US_yields.csv: County-level soybean yield (bu/acre) from USDA NASS, 2008-2021
ARG_yields.csv: Department-level soybean yield (kg/ha) from Argentina Ministry of Agriculture, 2008-2021
US_counties/: Corn Belt county boundary shapefile (12 states)

Simulations

The simulation/ directory contains APSIM crop model simulation results used to characterize the mechanistic drivers of domain shifts (Sections 2.4.1 and 3.1 of the manuscript).
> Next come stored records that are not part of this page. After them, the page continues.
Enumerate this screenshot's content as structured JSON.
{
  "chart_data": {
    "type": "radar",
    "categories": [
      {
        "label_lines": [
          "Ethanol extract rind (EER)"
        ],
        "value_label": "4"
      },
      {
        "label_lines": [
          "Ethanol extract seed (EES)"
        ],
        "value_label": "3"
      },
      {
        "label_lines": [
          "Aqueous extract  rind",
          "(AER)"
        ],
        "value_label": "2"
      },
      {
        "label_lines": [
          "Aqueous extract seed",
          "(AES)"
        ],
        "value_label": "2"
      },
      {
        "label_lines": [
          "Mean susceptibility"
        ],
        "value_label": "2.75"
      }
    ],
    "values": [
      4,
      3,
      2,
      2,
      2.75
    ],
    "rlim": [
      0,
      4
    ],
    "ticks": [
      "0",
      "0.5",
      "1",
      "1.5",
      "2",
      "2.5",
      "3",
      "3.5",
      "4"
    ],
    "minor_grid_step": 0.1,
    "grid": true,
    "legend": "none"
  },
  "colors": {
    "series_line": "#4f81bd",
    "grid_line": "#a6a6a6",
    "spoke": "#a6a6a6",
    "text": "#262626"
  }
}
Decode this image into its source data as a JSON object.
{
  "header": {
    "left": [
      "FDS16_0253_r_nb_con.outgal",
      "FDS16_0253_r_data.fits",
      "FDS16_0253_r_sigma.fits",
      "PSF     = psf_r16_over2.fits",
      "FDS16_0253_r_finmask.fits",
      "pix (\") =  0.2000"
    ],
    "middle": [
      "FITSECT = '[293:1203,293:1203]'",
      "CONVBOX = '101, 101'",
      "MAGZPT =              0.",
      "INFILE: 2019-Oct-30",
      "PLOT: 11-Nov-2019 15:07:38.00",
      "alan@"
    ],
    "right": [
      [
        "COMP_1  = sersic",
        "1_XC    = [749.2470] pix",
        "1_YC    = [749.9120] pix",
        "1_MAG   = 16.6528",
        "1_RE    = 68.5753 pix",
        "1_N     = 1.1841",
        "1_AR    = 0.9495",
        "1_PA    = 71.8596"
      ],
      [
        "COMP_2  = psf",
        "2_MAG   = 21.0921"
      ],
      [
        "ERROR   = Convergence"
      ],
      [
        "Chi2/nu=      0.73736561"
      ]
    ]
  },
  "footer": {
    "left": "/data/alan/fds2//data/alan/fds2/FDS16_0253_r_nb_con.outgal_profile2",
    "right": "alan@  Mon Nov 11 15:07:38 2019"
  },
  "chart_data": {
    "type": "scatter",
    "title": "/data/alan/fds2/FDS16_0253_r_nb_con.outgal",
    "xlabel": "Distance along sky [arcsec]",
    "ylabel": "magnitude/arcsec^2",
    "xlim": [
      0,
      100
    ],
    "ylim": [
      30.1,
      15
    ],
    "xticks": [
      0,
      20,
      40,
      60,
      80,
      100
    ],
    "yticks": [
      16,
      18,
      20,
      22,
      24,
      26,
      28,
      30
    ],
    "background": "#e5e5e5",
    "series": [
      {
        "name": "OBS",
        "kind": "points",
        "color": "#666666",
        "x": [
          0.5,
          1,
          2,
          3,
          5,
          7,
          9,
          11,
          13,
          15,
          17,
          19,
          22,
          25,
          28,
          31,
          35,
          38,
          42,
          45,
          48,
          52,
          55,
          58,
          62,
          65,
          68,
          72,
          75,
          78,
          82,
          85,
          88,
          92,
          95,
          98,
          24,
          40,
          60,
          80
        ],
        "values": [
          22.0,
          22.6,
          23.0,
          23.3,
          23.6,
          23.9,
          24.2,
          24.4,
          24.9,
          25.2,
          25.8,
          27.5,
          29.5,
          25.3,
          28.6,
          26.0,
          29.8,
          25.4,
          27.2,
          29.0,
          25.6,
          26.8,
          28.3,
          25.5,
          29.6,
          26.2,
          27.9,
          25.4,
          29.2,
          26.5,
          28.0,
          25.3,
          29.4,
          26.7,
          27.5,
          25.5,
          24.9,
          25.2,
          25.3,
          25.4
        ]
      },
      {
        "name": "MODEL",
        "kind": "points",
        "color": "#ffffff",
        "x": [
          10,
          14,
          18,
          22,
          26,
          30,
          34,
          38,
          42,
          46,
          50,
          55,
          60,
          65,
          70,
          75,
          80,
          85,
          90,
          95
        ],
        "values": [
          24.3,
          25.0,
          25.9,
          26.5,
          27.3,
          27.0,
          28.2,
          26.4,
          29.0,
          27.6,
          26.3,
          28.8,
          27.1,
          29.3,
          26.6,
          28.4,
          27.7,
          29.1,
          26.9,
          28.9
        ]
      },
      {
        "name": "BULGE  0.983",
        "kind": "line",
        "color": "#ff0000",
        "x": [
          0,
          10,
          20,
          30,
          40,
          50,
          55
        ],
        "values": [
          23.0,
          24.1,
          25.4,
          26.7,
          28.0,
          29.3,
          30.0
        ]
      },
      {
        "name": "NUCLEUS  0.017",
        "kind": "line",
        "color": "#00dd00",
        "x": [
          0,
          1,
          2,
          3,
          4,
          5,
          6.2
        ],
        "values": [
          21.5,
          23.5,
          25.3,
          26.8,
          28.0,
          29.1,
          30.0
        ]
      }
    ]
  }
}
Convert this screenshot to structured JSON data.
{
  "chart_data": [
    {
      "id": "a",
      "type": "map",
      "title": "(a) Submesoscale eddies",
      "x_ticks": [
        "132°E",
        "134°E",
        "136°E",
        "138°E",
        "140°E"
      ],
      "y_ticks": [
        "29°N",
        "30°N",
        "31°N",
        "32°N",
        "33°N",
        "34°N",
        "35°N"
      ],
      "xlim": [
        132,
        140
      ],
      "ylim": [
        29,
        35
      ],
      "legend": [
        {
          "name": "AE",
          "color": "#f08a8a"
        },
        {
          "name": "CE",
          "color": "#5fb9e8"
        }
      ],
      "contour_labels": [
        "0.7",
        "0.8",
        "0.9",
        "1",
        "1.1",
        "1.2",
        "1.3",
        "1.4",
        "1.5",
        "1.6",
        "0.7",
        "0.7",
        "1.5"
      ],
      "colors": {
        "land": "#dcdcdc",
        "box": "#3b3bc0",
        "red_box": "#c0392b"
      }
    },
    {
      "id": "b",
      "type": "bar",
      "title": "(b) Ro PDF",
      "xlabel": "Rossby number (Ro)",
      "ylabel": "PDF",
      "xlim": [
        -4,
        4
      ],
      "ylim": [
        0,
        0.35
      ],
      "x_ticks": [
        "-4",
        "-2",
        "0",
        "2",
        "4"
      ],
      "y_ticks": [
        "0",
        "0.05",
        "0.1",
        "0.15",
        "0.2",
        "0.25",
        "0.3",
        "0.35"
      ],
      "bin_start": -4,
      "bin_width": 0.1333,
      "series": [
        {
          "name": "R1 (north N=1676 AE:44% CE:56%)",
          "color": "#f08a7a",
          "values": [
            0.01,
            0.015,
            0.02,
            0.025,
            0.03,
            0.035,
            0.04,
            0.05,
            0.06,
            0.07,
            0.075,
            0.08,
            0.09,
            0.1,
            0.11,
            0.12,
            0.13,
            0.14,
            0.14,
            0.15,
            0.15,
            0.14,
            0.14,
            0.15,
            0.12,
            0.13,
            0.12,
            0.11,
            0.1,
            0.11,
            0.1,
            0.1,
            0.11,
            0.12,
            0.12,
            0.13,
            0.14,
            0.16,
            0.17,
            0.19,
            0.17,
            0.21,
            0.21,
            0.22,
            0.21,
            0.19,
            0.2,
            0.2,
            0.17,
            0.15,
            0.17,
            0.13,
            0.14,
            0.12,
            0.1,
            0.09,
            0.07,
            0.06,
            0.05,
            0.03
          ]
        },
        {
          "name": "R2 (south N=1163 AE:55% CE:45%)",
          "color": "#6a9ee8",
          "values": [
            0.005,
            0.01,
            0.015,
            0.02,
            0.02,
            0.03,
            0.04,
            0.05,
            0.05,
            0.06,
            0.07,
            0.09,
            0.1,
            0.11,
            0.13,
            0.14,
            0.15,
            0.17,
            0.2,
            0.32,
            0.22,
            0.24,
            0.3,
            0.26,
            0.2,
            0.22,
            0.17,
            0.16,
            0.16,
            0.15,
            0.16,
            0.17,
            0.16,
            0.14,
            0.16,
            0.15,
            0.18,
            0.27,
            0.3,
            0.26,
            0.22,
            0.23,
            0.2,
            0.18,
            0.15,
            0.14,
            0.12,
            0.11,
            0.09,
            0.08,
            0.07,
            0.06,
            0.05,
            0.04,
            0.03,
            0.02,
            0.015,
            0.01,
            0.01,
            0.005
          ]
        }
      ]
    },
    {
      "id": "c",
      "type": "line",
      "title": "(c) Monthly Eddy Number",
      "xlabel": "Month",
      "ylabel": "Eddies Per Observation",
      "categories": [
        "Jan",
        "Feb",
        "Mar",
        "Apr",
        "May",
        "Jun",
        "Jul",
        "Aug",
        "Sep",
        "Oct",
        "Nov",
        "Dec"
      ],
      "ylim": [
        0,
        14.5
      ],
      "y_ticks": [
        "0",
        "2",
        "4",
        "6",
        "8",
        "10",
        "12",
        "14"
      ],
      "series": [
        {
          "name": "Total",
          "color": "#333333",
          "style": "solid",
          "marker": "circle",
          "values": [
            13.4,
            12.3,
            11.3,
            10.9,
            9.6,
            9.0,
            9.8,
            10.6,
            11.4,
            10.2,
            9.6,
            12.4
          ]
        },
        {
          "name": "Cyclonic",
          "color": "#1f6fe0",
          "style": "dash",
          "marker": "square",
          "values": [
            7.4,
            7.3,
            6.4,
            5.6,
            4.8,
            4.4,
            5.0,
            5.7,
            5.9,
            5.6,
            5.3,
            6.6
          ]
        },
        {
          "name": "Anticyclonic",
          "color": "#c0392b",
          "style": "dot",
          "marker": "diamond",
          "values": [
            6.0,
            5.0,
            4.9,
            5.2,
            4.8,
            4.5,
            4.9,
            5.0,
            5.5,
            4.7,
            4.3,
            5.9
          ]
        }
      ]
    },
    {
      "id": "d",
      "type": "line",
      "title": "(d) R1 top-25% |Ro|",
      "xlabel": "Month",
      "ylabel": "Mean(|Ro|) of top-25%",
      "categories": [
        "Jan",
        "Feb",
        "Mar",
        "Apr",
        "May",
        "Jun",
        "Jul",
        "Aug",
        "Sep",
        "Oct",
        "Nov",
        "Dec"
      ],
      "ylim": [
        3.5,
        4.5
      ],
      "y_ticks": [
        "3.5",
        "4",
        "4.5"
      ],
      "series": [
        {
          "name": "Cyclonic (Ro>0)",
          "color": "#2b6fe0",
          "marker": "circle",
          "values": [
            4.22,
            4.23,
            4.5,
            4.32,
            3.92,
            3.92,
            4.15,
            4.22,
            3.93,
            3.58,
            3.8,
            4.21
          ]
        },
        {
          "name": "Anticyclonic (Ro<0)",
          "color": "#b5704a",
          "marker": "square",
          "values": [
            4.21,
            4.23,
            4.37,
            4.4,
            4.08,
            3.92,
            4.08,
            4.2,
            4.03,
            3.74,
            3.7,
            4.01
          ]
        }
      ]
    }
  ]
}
Three sets of factorial experiments were conducted:

Part I: Environmental variation across 6 US Corn Belt locations (IA, MN, ND, KS, MO, NE)
Part II: Environment x Genotype factorial (6 climates x 8 maturity groups MG0-MG7)
Part III: Environment x Genotype x Management factorial (adding planting date variation)

To reproduce the simulation figures from the supplementary materials:

python simulation/plot_apsim.py

APSIM is freely available at https://www.apsim.info/. The .apsimx configuration files and .met weather forcing data used in this study are available from the corresponding author upon reasonable request. See simulation/README.md for detailed parameters.

Data Sources

To reproduce the full dataset from scratch, the following data sources are needed:

Data	Source	Resolution
Soybean yield (US)	USDA NASS QuickStats	County-level
Soybean yield (Argentina)	Argentina Ministry of Agriculture	Department-level
Crop mask (US)	USDA Cropland Data Layer	30 m
Crop mask (Argentina)	Song et al. (2021), Nature Sustainability	30 m
Vegetation index (EVI2)	MODIS MCD43A4	500 m
Temperature, precipitation, VPD	ERA5-Land	0.1 deg
Land surface temperature	MODIS MYD11A2	1 km
Evapotranspiration, soil moisture	GLDAS Noah	0.25 deg

All time-series variables were aggregated to monthly scale during the growing season (May-October for the U.S.; November-May for Argentina) and spatially averaged to the county/department level.

Pre-trained Weights

Folder	Files	Description
`weights/lstm/`	`lstm_state{0..11}.pth`	LSTM trained on 11 US states (leave-one-out)
`weights/maml/`	`maml_state{0..11}.pth`	MAML meta-trained on 11 US states
`weights/dann/`	`dann_state{0..11}.pth`	DANN trained on 11 US states (leave-one-out)

State flag mapping: 0=IL, 1=IN, 2=IA, 3=KS, 4=MI, 5=MN, 6=MO, 7=NE, 8=ND, 9=OH, 10=SD, 11=WI.

Citation

If you use this code or data, please cite the accompanying paper.